Once we observe this monument through the lens of mathematics, we find that a lot of math is hidden within the structure.

The golden ratio is one of the most famous irrational numbers, and its value is 1.6180339887, like another significant irrational number, Pi (π). The golden ratio is a mathematical concept that is said to appear in nature and in various iconic pieces of art. It has allegedly inspired artists like Leonardo Da Vinci and Michael Angelo.

Even the Egyptians and Mayans all are said to have incorporated this divine number into works of art and architecture.

The width and altitude of the Taj Mahal’s majestic central arch, and the elevation of the windows within the arch and the elevation of the main space under the domes, all represent the golden ratios. Make learning interesting with IB Maths tutor in India from IBGA!

Uses of Genius Maths: Symmetry

On the inside and outside, the Taj Mahal is a well-known illustration of symmetry. Do you know that to determine the volume and area of the total construction, just half of the building must be examined in reality? (Since the structure has been erected in mirror symmetry.)

Reflection symmetries may be seen in the decorations, which are made of rare and valuable stones inlaid on translucent, white marble. Equally mesmerizing is gazing down at the ground and the intricate paving stone patterns that surround the Taj Mahal.

Algebra and Genes

A (potentially non-associative) algebra known as a genetic algebra is used to represent genetic inheritance. When used in genetics, this algebra frequently contains a foundation that corresponds to genetically distinct gametes, and the algebra’s structural constants encode the odds of creating various sorts of offspring.

Our knowledge of genetics has given us an understanding of things like evolution and inheritance. It is nice that we could model and simulate such things, and for this, we need something called genetic algebra. For example:


Allele are different forms of gene that represent a character. For instance, say the colour of a flower.

Say Allele ‘A’ represents the white and ‘a’ the red colour. The different combinations of these give us the colours of a flower. Now this leads us to the topic, Hardy Weinberg Principle, which says that if you have the frequency of ‘A’ as ‘p’ (Frequency (A) = p) and ‘a’ as ‘q’ (Frequency (a) = q), then:

Frequency (AA) = P2  

Frequency (Aa) = 2pq

Frequency (aa) = q2

Note: We need a pair of alleles to represent a character in this case.

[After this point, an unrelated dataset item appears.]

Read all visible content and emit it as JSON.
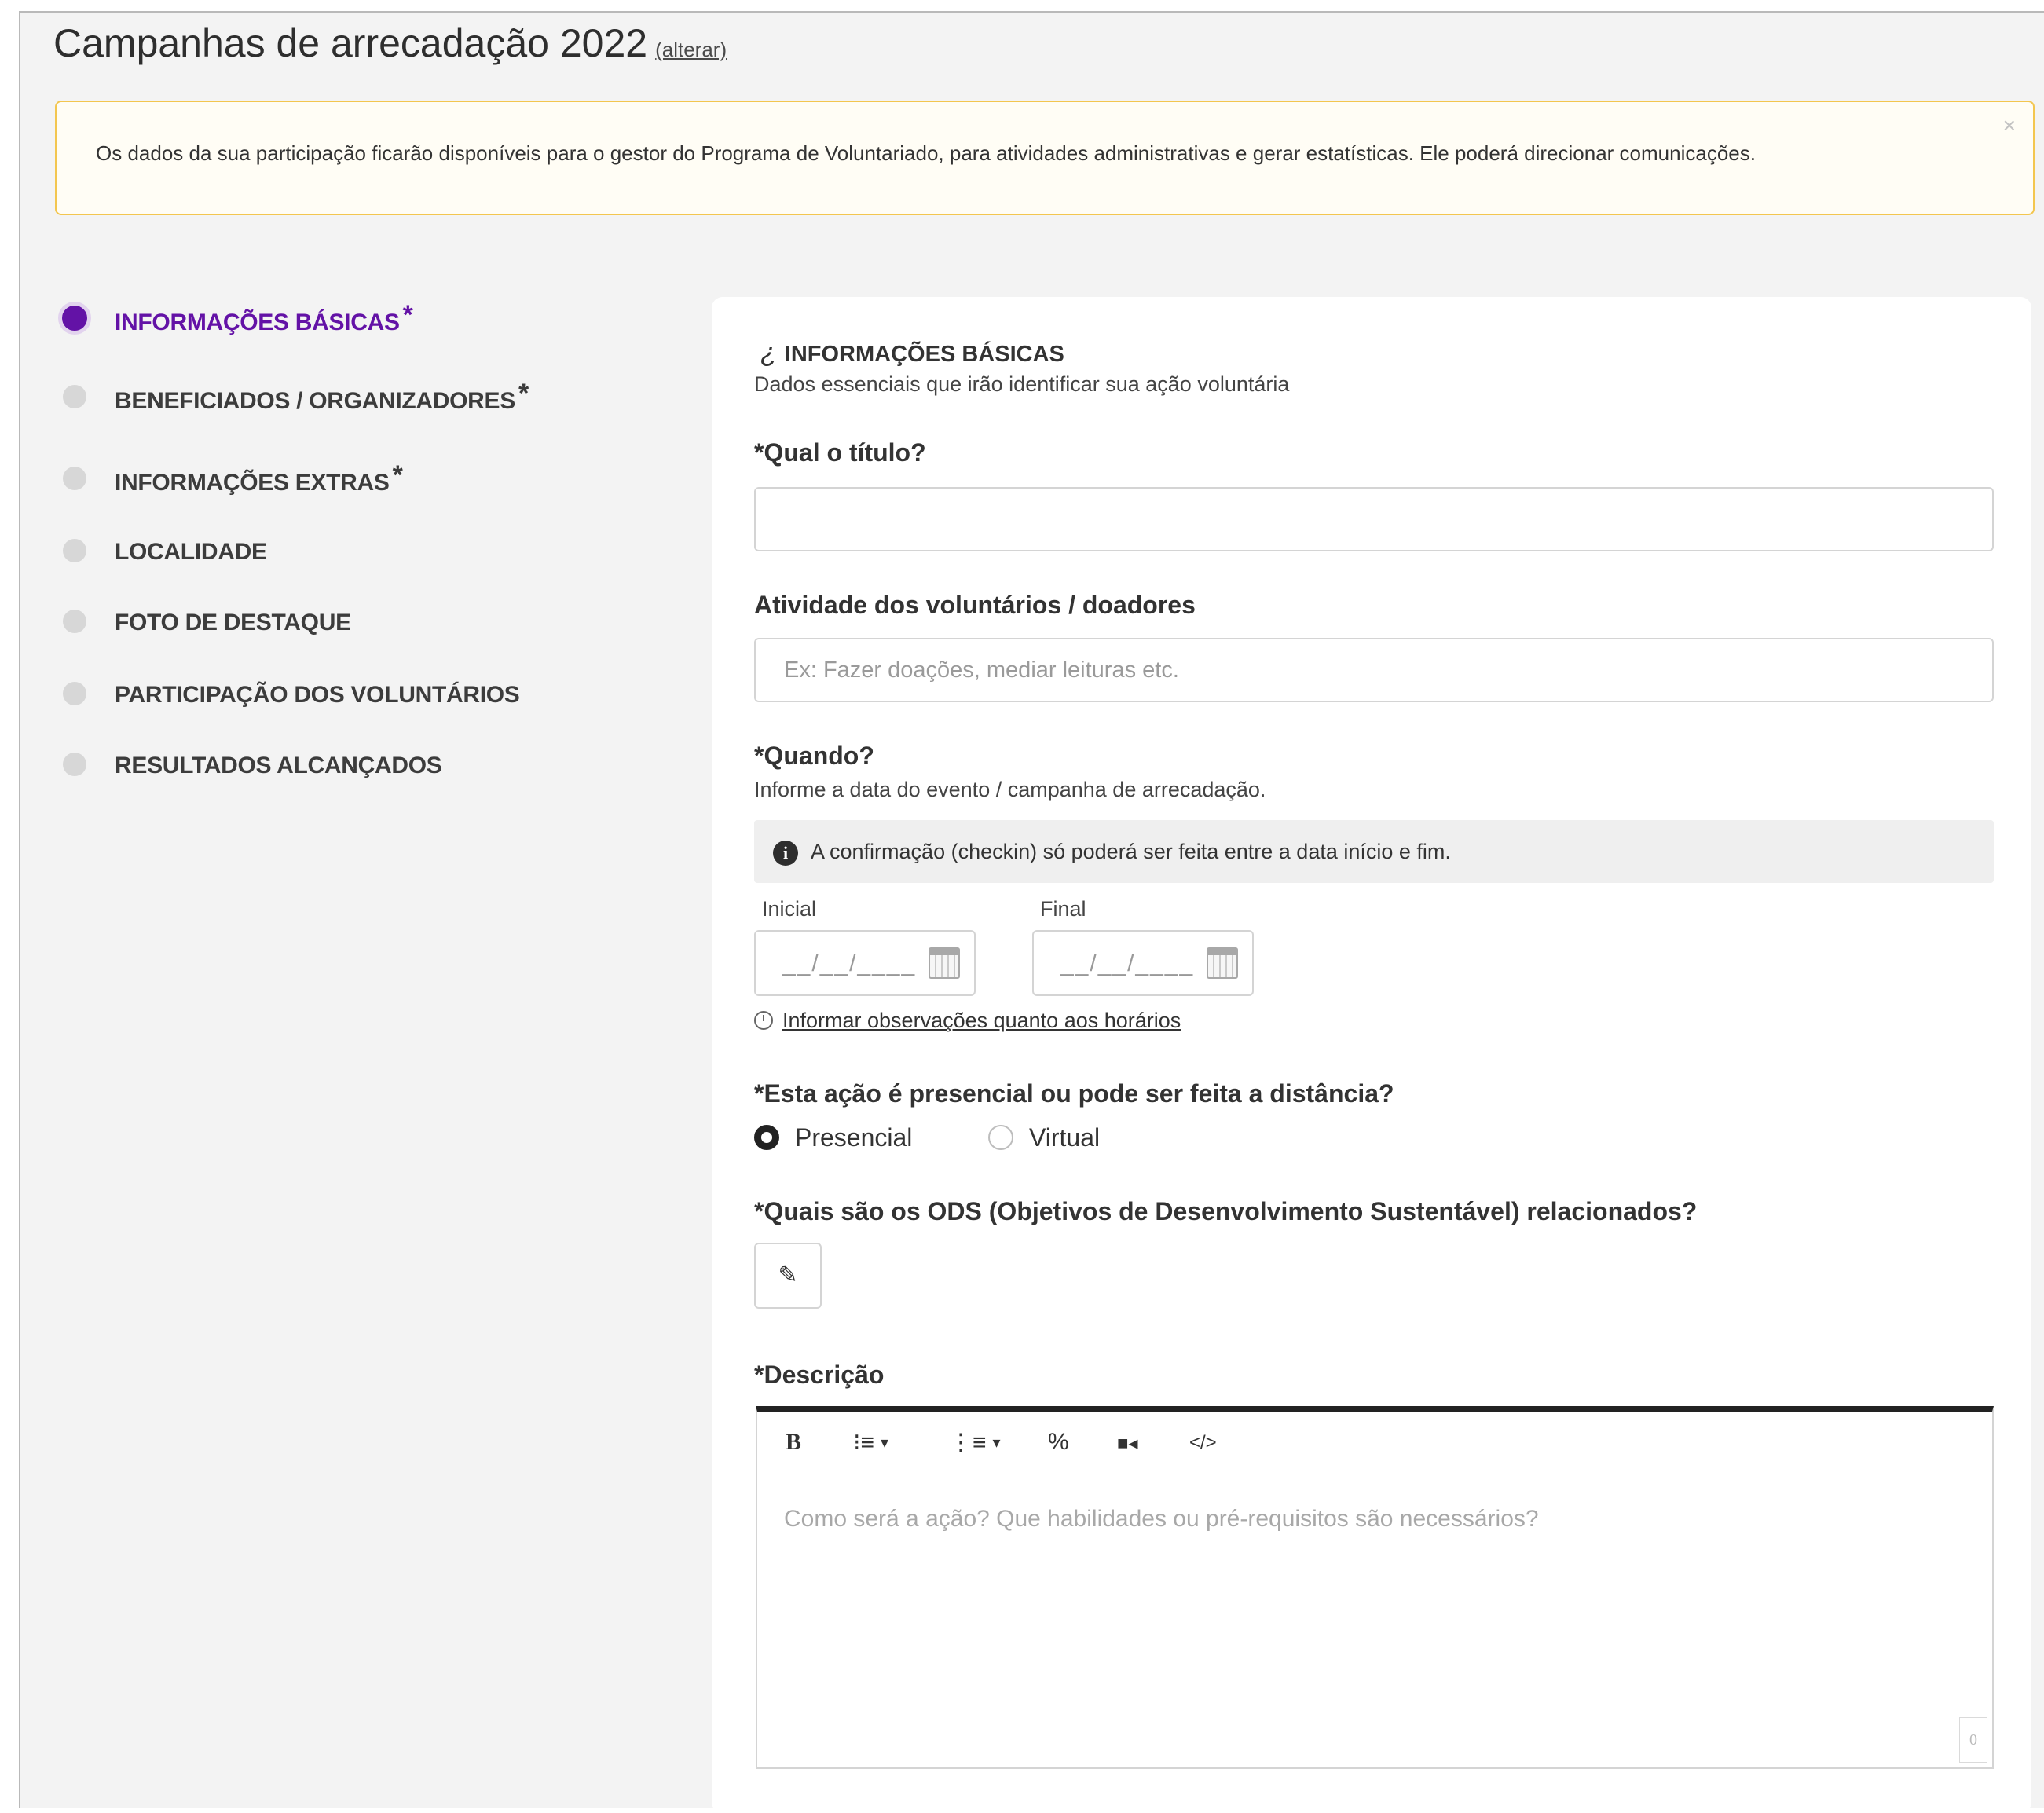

Trigonometry and Marine Engineering

Being among the first disciplines, mathematics aids us in making several calculations that are directly related to nautical concerns. Mathematics may be used to tackle a variety of issues, swinging on the waves, including ship stability, dynamics of the ship while being towed, and navigation.

Sine, cosine, tan, cosec, etc. each denote an angular measurement. So let’s understand the role of trigonometry with a few examples:

Marine Routes/Directions

Trigonometric functions are used to define routes such as the north, south, east, and west. It also tells you in which direction to point the compass in order to travel straight forward. It helps to locate a certain spot during navigation. The shore’s separation from a certain place in the sea may likewise be determined using this method. Learn more with an IB tutor in India!

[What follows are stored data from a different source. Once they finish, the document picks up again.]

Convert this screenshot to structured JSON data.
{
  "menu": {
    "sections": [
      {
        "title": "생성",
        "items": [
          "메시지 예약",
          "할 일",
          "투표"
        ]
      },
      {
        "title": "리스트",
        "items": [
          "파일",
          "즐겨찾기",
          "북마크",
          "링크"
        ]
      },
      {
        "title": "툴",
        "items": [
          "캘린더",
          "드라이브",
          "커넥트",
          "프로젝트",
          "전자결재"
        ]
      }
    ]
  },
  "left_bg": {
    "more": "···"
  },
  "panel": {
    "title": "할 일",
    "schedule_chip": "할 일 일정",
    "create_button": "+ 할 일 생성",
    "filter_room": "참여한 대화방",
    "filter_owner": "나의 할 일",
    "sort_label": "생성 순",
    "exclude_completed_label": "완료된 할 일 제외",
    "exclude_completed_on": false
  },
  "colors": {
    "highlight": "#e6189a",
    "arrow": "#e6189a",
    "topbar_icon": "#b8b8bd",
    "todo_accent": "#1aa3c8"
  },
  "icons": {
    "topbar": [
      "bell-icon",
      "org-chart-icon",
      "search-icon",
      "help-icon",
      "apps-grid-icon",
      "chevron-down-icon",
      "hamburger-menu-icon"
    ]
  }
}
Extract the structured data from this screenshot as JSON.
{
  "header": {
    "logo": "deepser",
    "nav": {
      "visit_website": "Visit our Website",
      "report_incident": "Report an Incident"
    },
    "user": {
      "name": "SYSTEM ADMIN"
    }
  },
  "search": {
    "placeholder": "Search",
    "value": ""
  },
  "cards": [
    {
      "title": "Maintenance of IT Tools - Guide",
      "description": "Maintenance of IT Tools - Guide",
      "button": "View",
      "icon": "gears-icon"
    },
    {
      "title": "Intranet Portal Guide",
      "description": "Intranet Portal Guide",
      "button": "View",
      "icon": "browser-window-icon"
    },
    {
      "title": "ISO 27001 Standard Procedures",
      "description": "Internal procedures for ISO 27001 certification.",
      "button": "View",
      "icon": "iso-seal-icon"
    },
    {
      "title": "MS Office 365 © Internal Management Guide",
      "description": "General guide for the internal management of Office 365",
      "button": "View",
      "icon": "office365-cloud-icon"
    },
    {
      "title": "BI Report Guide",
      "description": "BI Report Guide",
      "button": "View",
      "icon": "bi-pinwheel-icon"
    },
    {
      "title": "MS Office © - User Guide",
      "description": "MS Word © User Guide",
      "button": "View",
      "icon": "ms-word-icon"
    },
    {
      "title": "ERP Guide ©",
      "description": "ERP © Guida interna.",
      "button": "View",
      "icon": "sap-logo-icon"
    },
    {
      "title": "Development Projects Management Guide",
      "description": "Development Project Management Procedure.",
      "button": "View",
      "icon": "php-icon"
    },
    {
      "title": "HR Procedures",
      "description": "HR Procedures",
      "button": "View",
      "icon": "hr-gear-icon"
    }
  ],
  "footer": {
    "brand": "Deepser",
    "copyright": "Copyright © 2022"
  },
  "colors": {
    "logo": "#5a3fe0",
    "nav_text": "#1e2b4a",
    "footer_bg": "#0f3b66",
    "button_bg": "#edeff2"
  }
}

Two sine functions that have been cross-correlated at various offsets. Trigonometry may be used to determine the direction of the sound based on the time delays that are recorded.

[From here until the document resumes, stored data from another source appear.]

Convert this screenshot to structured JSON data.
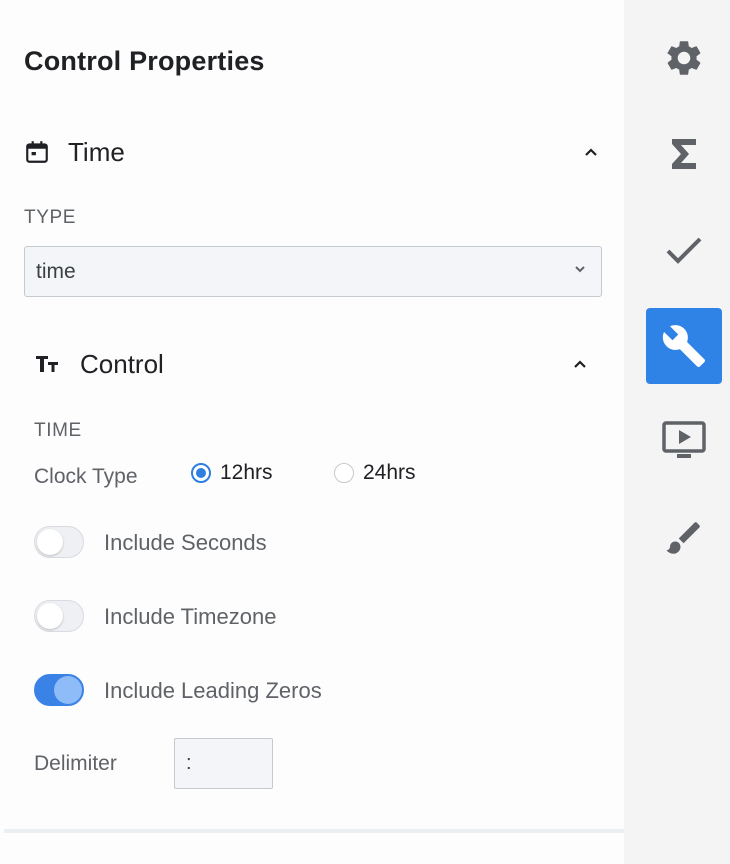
{
  "panel": {
    "title": "Control Properties",
    "time_section": {
      "label": "Time",
      "icon": "calendar-icon",
      "type_label": "TYPE",
      "type_value": "time"
    },
    "control_section": {
      "label": "Control",
      "icon": "text-format-icon",
      "time_label": "TIME",
      "clock_type_label": "Clock Type",
      "clock_options": [
        {
          "label": "12hrs",
          "checked": true
        },
        {
          "label": "24hrs",
          "checked": false
        }
      ],
      "toggles": [
        {
          "label": "Include Seconds",
          "on": false
        },
        {
          "label": "Include Timezone",
          "on": false
        },
        {
          "label": "Include Leading Zeros",
          "on": true
        }
      ],
      "delimiter_label": "Delimiter",
      "delimiter_value": ":"
    }
  },
  "rail": {
    "items": [
      {
        "icon": "gear-icon",
        "active": false
      },
      {
        "icon": "sigma-icon",
        "active": false
      },
      {
        "icon": "checkmark-icon",
        "active": false
      },
      {
        "icon": "wrench-icon",
        "active": true
      },
      {
        "icon": "video-play-icon",
        "active": false
      },
      {
        "icon": "paintbrush-icon",
        "active": false
      }
    ]
  },
  "colors": {
    "accent": "#2f82e6",
    "toggle_on": "#3b82e6",
    "icon_gray": "#5f6368"
  }
}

By measuring three distant locations and calculating their positions within a triangle, sailors have used triangulation to locate themselves at sea for centuries. Ships could sail past the horizon without worrying about becoming lost at sea because of this navigational device, which was developed in China circa 100 B.C.

Marine biology

Sea scientists frequently utilize trigonometry to set measurements. For instance, to assess the effect of light levels at various depths on algae’s capacity for photosynthetic activity.

Conclusion The IB math tutor’s real-life examples help the learners understand the value of applying the knowledge they have, and this also maintains their interest to know more.